F&C Investment proposera aux assemblées générales du 10 juin la fusion de huit de ses fonds de type OEIC avec d’autres fonds. Pour John Yule, head of UK retail, les fonds qui seront absorbés sont de taille trop faible et leurs chances d’attirer des souscriptions sont très limitées dans le climat actuel. Ainsi le Emerging Markets ex Pacific Asia Equity Fund serait intégré au Emerging Markets Fund, qui reprendrait aussi le F&C Latin American Equity Fund, le European Dynamic Fund serait absorbé par le European Growth & Income Fund et le FTSE 100 Tracker Fund se fondrait dans le F&C FTSE All-Share Tracker Fund. D’autre part, le F&C Managed Growth Fund prendrait en charge le F&C Managed Balanced Fund tandis que le F&C Managed Distribution Fund sera démembré à hauteur de 60 % intégrés dans le F&C UK Equity Income Fund et de 40 % dans le F&C Strategic Bond Fund. Enfin, le F&C UK Dynamic Fund sera intégré dans le F&C UK Equity Fund.Les fusions projetées doivent prendre effet d’ici à la fin juin
Selon les informations d’Investment Week, le gestionnaire alternatif GLG Partners va licencier environ 70 personnes sur 450 après le rachat en avril de SGAM UK. Ces suppressions de postes affecteront surtout le back-office et les fonctions support, mais il semble que Hugh Grieves, gérant du Technology Equity fund, soit sur le départ.Parallèlement, GLG poursuit la rationalisation de sa gamme de fonds et va pouvoir commercialiser plusieurs de ses produits les plus performants auprès des particuliers britanniques, dont le Alpha Select Fund.

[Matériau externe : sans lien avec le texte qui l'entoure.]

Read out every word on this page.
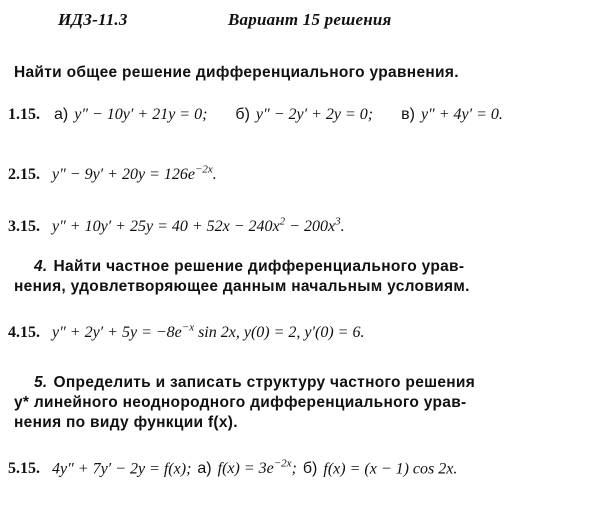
ИДЗ-11.3	Вариант 15 решения
Найти общее решение дифференциального уравнения.
1.15. а) y″ − 10y′ + 21y = 0; б) y″ − 2y′ + 2y = 0; в) y″ + 4y′ = 0.
2.15. $y'' - 9y' + 20y = 126e^{-2x}$.
3.15. $y'' + 10y' + 25y = 40 + 52x - 240x^2 - 200x^3$.
4. Найти частное решение дифференциального урав-
нения, удовлетворяющее данным начальным условиям.
4.15. $y'' + 2y' + 5y = -8e^{-x}$ sin 2x, y(0) = 2, y′(0) = 6.
5. Определить и записать структуру частного решения
y* линейного неоднородного дифференциального урав-
нения по виду функции f(x).
5.15. 4y″ + 7y′ − 2y = f(x); а) $f(x) = 3e^{-2x}$; б) f(x) = (x − 1) cos 2x.
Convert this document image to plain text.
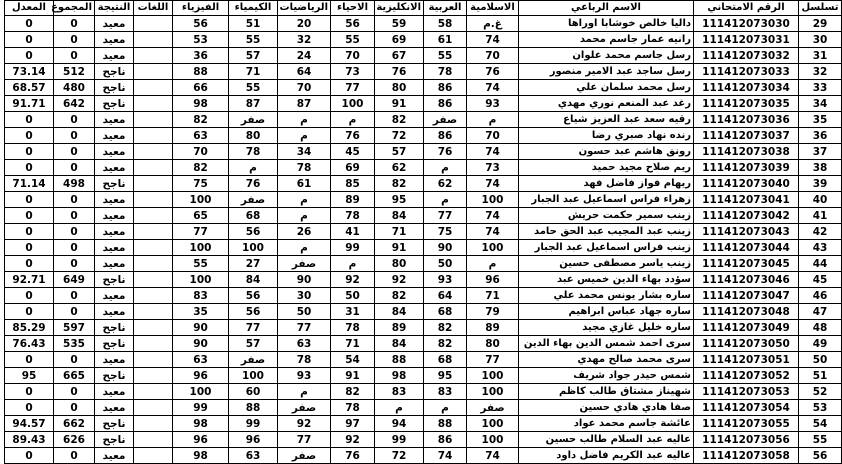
تسلسل	الرقم الامتحاني	الاسم الرباعي	الاسلامية	العربية	الانكليزية	الاحياء	الرياضيات	الكيمياء	الفيزياء	اللغات	النتيجة	المجموع	المعدل
29	111412073030	داليا خالص خوشابا اوراها	غ.م	58	59	56	20	51	56		معيد	0	0
30	111412073031	رانيه عمار جاسم محمد	74	61	69	55	32	55	53		معيد	0	0
31	111412073032	رسل جاسم محمد علوان	70	55	67	70	24	57	36		معيد	0	0
32	111412073033	رسل ساجد عبد الامير منصور	76	78	76	73	64	71	88		ناجح	512	73.14
33	111412073034	رسل محمد سلمان علي	74	86	80	77	70	55	66		ناجح	480	68.57
34	111412073035	رغد عبد المنعم نوري مهدي	93	86	91	100	87	87	98		ناجح	642	91.71
35	111412073036	رقيه سعد عبد العزيز شياع	م	صفر	82	م	م	صفر	82		معيد	0	0
36	111412073037	رنده نهاد صبري رضا	70	86	72	76	م	80	63		معيد	0	0
37	111412073038	رونق هاشم عبد حسون	74	76	57	45	34	78	70		معيد	0	0
38	111412073039	ريم صلاح مجيد حميد	73	م	62	69	78	م	82		معيد	0	0
39	111412073040	ريهام فواز فاضل فهد	74	62	82	85	61	76	75		ناجح	498	71.14
40	111412073041	زهراء فراس اسماعيل عبد الجبار	100	م	95	89	م	صفر	100		معيد	0	0
41	111412073042	زينب سمير حكمت حريش	74	77	84	78	م	68	65		معيد	0	0
42	111412073043	زينب عبد المجيب عبد الحق حامد	74	75	71	41	26	56	77		معيد	0	0
43	111412073044	زينب فراس اسماعيل عبد الجبار	100	90	91	99	م	100	100		معيد	0	0
44	111412073045	زينب ياسر مصطفى حسين	م	50	80	م	صفر	27	55		معيد	0	0
45	111412073046	سؤدد بهاء الدين خميس عبد	96	93	92	92	90	84	100		ناجح	649	92.71
46	111412073047	ساره بشار يونس محمد علي	71	64	82	50	30	56	83		معيد	0	0
47	111412073048	ساره جهاد عباس ابراهيم	79	68	84	31	50	56	35		معيد	0	0
48	111412073049	ساره خليل غازي مجيد	89	82	89	78	77	77	90		ناجح	597	85.29
49	111412073050	سرى احمد شمس الدين بهاء الدين	80	82	84	71	63	57	90		ناجح	535	76.43
50	111412073051	سرى محمد صالح مهدي	77	68	88	54	78	صفر	63		معيد	0	0
51	111412073052	شمس حيدر جواد شريف	100	95	98	91	93	100	96		ناجح	665	95
52	111412073053	شهيناز مشتاق طالب كاظم	100	83	83	82	م	60	100		معيد	0	0
53	111412073054	صفا هادي هادي حسين	صفر	م	م	78	صفر	88	99		معيد	0	0
54	111412073055	عائشة جاسم محمد عواد	100	88	94	97	92	99	98		ناجح	662	94.57
55	111412073056	عاليه عبد السلام طالب حسين	100	86	99	92	77	96	96		ناجح	626	89.43
56	111412073058	عاليه عبد الكريم فاضل داود	74	74	72	76	صفر	63	98		معيد	0	0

Le groupe de private equity BC Partners a arrêté de travailler sur une conte offre potentielle de 5 milliards de dollars pour iShares, mis en vente par Barclays, depuis que la banque britannique a entamé des négociations pour céder l’ensemble de BGI, indique le Financial Times.
Skandia Investment Group (SIG) a annoncé avoir embauché Rupert Watson comme asset allocation strategist. Il sera subordonné au chief research officer, Tom Berger, et aura la responsabilité d’une équipe chargée de fournir des conseils en matière d’allocations d’actifs stratégique et tactique. L’intéressé a commencé sa carrière en 1994 à la Banque d’Angleterre avant d’assumer des fonctions de gérant de portefeuille senior chez Goldman Sachs Asset Management, BlackRock Investment Management et Investec Asset Management. Rupert Watson fera également partie du global asset allocation committee qui compte 12 personnes.